4.3.1.4. On nous traite comme des « zombis », comme si on n’était pas de la même planète 

Le groupe des pairs fonctionne comme une micro société, avec ses règles et les rôles attribués à ses membres. Déjà mis à part dans la société, il intègre cependant la personne en situation de handicap, que celui-ci soit visible ou invisible. Le handicap provoque une rupture brutale de sens et il entraîne une désorganisation psychique qui fragilise la personne.

Le handicap physique est parfois plus facile à supporter. Car la personne se heurte moins aux questions indiscrètes et aux regards désapprobateurs. Du fait de leur éloignement physique et psychique, les êtres dissemblables ne sont pas à même de nous blesser.» En rendant l'autre tout à fait dissemblable, et donc moins menaçant, la différence visible a un effet sécurisant et favorise la difficile reconnaissance de l'altérité.

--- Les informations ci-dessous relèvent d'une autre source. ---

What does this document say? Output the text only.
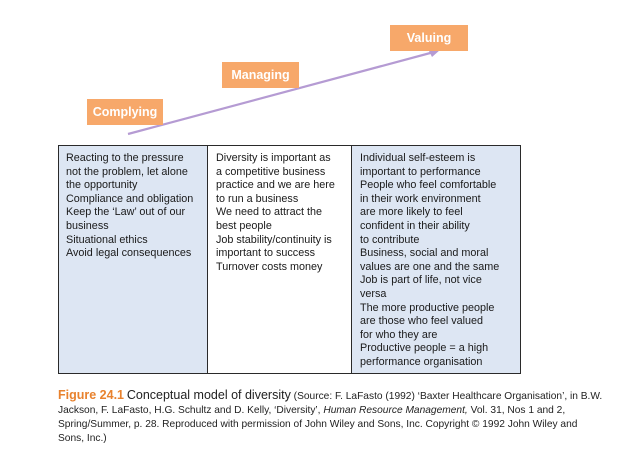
Complying
Managing
Valuing
Reacting to the pressure
not the problem, let alone
the opportunity
Compliance and obligation
Keep the ‘Law’ out of our
business
Situational ethics
Avoid legal consequences
Diversity is important as
a competitive business
practice and we are here
to run a business
We need to attract the
best people
Job stability/continuity is
important to success
Turnover costs money
Individual self-esteem is
important to performance
People who feel comfortable
in their work environment
are more likely to feel
confident in their ability
to contribute
Business, social and moral
values are one and the same
Job is part of life, not vice
versa
The more productive people
are those who feel valued
for who they are
Productive people = a high
performance organisation
Figure 24.1 Conceptual model of diversity (Source: F. LaFasto (1992) ‘Baxter Healthcare Organisation’, in B.W. Jackson, F. LaFasto, H.G. Schultz and D. Kelly, ‘Diversity’, Human Resource Management, Vol. 31, Nos 1 and 2, Spring/Summer, p. 28. Reproduced with permission of John Wiley and Sons, Inc. Copyright © 1992 John Wiley and Sons, Inc.)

Lorsque le handicap ne se voit pas, le stigmate devient invisible. Celui qui en est atteint propose en miroir une étrangeté. Celle-ci s'avère d'autant plus redoutable qu'elle ne correspond pas à des traits repérables par la vision, parce que ce n'est pas inscrit dans le corps. En conséquence, cette invisibilité du stigmate peut conduire à une attitude de dénégation du handicap. La surdité est un exemple de handicap non visible. Le refus du langage gestuel rend manifeste une invalidité qui pourrait passer inaperçue. Ce qui explique l'énorme résistance des familles et des milieux professionnels à l'égard de la langue des signes.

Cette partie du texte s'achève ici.